L’AQUILA. I bolli auto del 2009 andranno pagati ma non è previsto nessun rimborso per chi ha già versato l’intera somma. Due le possibilità di pagamento: in un’unica rata, entro il 31 ottobre 2023, o in tre rate con scadenza 31 ottobre, 30 novembre 2023 e 31 gennaio 2024. Sono esclusi dal pagamento gli interessi e le sanzioni, mentre la quota capitale era stata già ridotta al 40%. È quanto contenuto nell’emendamento, proposto dall’assessore Mario Quaglieri (Fdi), che arriverà oggi in commissione Bilancio. Il testo dovrà essere approvato dal consiglio regionale nella seduta del prossimo 30 maggio. La notizia è arrivata nel tardo pomeriggio di ieri, dopo l’infuocata conferenza stampa del consigliere regionale del Pd, Pierpaolo Pietrucci, e del consigliere comunale, Stefano Palumbo, che avevano chiesto le dimissioni di Quaglieri. La norma arriva a poche ore dalla scadenza dei 60 giorni concessi per chi aveva ricevuto le cartelle tra il 22 e il 23 marzo scorso quando l’Agenzia delle entrate, per conto della Regione, aveva inviato 44mila avvisi di pagamento per la tassa automobilistica. Secondo il consigliere regionale del gruppo Legnini presidente, Americo Di Benedetto, «sarebbe stato opportuno sospendere direttamente la riscossione delle cartelle».
«quaglieri si dimetta»
«I governi di centrosinistra, come per le tasse sospese, hanno tenuto un comportamento diverso, sia per quanto riguarda le azioni da intraprendere che sul coinvolgimento della popolazione e la comunicazione istituzionale. Non è successo così per i bolli auto», hanno dichiarato Pietrucci e Palumbo, «il 23 marzo, a pochi giorni dalla ricorrenza del 6 aprile, gli aquilani si sono visti recapitare 44mila cartelle esattoriali. Come Pd abbiamo messo in campo una mole di iniziative attraverso le quali offrivamo soluzioni, ma abbiamo trovato un muro di gomma, per questo chiediamo un’assunzione di responsabilità all’assessore Quaglieri che continua a dire che faranno una legge. Passaggio che doveva essere fatto prima: si dimetta».
l’EMENDAMENTO
Nel pomeriggio di ieri, la giunta regionale ha approvato un emendamento al disegno di legge che passerà, oggi, in commissione «e che consentirà ai cittadini residenti nel cratere 2009», la replica di Quaglieri, «di pagare il bollo auto nella misura ridotta al 40% e con abbattimento di sanzioni e interessi. Non corrisponde la vero, come asserito da Pietrucci, che la Regione possa scegliere di non richiedere il pagamento del bollo. La scelta di proporre un’apposita norma è frutto di un’autonoma decisione dell’amministrazione regionale, sebbene ciò determinerà minori entrate per l’ente pari a 1 milione 800mila euro: risorse da sottrarre ad altre finalità, che la giunta Marsilio ha, comunque, ritenuto di dover coprire a beneficio della cittadinanza interessata. Auspico, pertanto, che possano essere scongiurati, in futuro, inutili allarmismi sulle cartelle di pagamento e sulla scadenza delle stesse».
LEGGE ERRATA
Critiche alla Regione anche dal consigliere Di Benedetto. «La cosa più ovvia da fare sarebbe stata quella di sospendere la riscossione delle cartelle inviate dall’Agenzia delle entrate. La proposta di legge che arriverà in commissione contiene numerosi e gravi errori», ha detto il consigliere regionale del gruppo Legnini presidente.

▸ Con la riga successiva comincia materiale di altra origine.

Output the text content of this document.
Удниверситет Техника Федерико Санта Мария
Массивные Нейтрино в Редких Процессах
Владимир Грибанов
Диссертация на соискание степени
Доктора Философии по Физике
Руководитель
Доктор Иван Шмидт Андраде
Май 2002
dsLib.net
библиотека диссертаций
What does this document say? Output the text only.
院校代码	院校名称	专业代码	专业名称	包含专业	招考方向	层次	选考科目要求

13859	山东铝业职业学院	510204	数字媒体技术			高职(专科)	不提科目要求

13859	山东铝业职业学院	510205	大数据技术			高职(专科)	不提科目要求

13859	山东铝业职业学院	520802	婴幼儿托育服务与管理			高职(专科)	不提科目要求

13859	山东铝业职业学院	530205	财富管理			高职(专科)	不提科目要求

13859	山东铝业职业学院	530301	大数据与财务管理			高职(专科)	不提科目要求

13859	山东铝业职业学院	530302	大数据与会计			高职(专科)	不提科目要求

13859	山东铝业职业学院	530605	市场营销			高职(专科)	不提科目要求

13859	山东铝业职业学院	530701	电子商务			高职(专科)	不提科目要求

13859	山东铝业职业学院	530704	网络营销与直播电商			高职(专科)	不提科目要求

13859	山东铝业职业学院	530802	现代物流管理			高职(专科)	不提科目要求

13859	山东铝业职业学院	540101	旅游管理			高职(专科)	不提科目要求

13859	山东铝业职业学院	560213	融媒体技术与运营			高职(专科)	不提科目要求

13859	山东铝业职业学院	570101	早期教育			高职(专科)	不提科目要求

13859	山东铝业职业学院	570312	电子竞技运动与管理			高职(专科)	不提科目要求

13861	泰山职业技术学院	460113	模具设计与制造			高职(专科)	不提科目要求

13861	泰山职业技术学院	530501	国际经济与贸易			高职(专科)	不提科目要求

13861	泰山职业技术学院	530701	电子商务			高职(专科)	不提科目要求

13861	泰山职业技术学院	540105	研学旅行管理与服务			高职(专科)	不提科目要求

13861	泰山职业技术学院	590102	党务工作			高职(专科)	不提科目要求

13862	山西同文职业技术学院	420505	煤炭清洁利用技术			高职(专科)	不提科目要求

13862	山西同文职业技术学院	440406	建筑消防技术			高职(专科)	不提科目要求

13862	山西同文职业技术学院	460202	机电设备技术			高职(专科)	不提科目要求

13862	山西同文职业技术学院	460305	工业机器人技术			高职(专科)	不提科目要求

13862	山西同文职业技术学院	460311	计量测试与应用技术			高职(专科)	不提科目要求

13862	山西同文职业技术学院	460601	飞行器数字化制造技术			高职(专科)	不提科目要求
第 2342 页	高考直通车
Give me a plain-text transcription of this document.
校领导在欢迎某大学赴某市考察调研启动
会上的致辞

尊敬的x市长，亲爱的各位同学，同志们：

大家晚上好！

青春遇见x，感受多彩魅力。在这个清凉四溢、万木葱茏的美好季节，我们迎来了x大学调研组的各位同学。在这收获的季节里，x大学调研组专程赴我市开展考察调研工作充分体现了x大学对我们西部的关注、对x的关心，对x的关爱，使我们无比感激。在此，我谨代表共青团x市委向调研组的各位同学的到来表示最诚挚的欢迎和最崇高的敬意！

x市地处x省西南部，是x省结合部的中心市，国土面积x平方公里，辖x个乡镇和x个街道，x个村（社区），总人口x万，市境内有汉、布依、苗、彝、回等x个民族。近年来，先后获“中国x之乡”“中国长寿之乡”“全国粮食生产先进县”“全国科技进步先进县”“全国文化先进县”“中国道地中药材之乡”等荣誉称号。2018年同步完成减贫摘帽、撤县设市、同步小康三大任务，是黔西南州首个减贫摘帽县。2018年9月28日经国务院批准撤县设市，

Il testo, inoltre, non comprende anche le cartelle, già a ruolo, per il sisma 2016/2017 «con una chiara disparità di trattamento che potrebbe far intravedere profili di illegittimità costituzionale», conclude, «e non prevede la possibilità di rimborso per i contribuenti che, nei giorni successivi ai sisma, effettuarono il versamento totale senza l’abbattimento del 40%. Questo caos», conclude Di Benedetto, «è l'ennesima prova della confusione dell’organo esecutivo».